What has happened in the US is that inexpensive
shipping has brought even cheaper labor on the
Pacific rim into our economic sphere. While our
southern border brings us more illegal immigrants
every day, all of our significant manufacturing has
moved overseas, leaving us with millions of people
who are now partly entitled, and after the next
round of amnesty for illegal immigrants will become
100% entitled to government handout programs.

We have a growing number of individuals with no
possible way remaining to support their eventual
entitlements. Heck, we can’t afford the entitlements
we already have. Look at California and Michigan!

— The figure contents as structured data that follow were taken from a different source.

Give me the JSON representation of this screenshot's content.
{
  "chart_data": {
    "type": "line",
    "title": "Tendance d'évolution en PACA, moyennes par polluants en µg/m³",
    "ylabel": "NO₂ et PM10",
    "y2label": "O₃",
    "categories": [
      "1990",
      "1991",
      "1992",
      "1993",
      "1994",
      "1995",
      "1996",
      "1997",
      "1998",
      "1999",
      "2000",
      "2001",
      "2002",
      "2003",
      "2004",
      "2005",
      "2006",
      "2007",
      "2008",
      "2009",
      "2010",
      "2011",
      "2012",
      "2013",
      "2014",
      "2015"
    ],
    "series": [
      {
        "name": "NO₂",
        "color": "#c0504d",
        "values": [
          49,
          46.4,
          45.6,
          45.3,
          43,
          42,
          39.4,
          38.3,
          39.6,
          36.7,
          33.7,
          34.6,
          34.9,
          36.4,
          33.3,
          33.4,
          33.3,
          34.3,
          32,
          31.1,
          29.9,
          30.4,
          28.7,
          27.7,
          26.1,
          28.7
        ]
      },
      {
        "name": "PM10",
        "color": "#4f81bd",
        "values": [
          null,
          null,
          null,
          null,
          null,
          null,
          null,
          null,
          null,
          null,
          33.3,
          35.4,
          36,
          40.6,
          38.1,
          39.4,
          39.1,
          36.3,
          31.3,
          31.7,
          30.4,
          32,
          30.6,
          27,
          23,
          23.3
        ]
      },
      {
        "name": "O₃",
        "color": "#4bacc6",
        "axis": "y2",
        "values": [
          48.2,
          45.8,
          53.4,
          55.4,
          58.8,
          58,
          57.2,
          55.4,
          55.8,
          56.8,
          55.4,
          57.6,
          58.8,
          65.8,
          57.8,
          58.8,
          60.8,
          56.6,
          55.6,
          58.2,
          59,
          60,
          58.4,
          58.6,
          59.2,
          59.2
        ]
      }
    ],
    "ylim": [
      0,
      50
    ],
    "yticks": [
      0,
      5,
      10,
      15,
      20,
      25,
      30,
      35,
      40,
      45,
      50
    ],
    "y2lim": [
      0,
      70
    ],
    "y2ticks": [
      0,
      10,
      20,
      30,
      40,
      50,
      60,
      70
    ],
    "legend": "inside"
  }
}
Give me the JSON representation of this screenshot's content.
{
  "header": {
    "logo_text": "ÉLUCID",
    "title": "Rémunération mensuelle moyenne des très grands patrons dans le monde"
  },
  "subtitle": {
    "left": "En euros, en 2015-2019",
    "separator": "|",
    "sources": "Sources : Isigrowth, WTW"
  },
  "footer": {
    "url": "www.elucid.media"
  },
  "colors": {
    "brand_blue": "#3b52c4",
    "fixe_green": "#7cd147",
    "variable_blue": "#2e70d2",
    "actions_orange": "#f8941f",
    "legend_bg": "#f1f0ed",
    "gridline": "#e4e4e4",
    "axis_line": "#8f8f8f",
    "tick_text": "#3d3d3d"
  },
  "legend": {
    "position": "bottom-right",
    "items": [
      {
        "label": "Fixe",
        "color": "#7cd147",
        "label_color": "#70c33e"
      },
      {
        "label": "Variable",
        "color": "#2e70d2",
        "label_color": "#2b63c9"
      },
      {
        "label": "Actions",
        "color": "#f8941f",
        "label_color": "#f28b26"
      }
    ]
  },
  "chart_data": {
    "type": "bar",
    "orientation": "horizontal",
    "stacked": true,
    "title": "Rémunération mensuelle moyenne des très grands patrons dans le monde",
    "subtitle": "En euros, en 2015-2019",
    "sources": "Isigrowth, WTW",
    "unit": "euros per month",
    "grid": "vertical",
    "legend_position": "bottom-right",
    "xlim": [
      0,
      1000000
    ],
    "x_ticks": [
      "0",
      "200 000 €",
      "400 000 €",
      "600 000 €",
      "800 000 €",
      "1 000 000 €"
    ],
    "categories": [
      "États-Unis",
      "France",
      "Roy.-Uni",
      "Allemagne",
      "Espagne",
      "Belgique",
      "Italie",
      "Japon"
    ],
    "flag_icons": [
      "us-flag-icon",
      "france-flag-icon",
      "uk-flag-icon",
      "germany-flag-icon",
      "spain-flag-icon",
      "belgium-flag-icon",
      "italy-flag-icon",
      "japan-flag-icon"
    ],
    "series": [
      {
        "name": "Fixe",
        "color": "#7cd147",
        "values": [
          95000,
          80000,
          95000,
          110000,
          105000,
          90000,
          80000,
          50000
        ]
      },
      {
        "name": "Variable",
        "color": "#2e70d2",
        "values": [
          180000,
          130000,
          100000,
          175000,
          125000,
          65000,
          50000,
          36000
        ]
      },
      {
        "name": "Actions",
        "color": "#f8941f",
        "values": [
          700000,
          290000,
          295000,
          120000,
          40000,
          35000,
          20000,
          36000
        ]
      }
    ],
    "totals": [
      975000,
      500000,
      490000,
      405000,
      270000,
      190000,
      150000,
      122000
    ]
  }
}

Rome solved her economic problems by creating a
working class. The demand for the locally produced
goods was already there and no entitlement programs
existed, making their problems far simpler.
The problems in the US could be similarly solved
by the imposition of protective tariffs, bringing
manufacturing home once more and removing the
Pacific rim from our economic sphere. Similarly we
could exempt Mexico from protective tariffs,
thereby encouraging investment in manufacturing
there, and encouraging low wage illegal immigrant
workers in the USA to return home before shutting
the southern border.

Once those things are achieved, we could impose
protective tariffs on Mexican goods, and bring all
manufacturing work home to the US if that’s what
our population and economy require for best
functioning.

Being “the nice guy” in a world that marches to the
beat of a different drummer is what has brought the
US, and the world economy, to the edge of economic
ruin. There are only two choices available. 1) Take
control of our own economy before world economic
collapse, or 2) take control of our own economy
after world economic collapse.

Wake up! Wake up America and smell the coffee!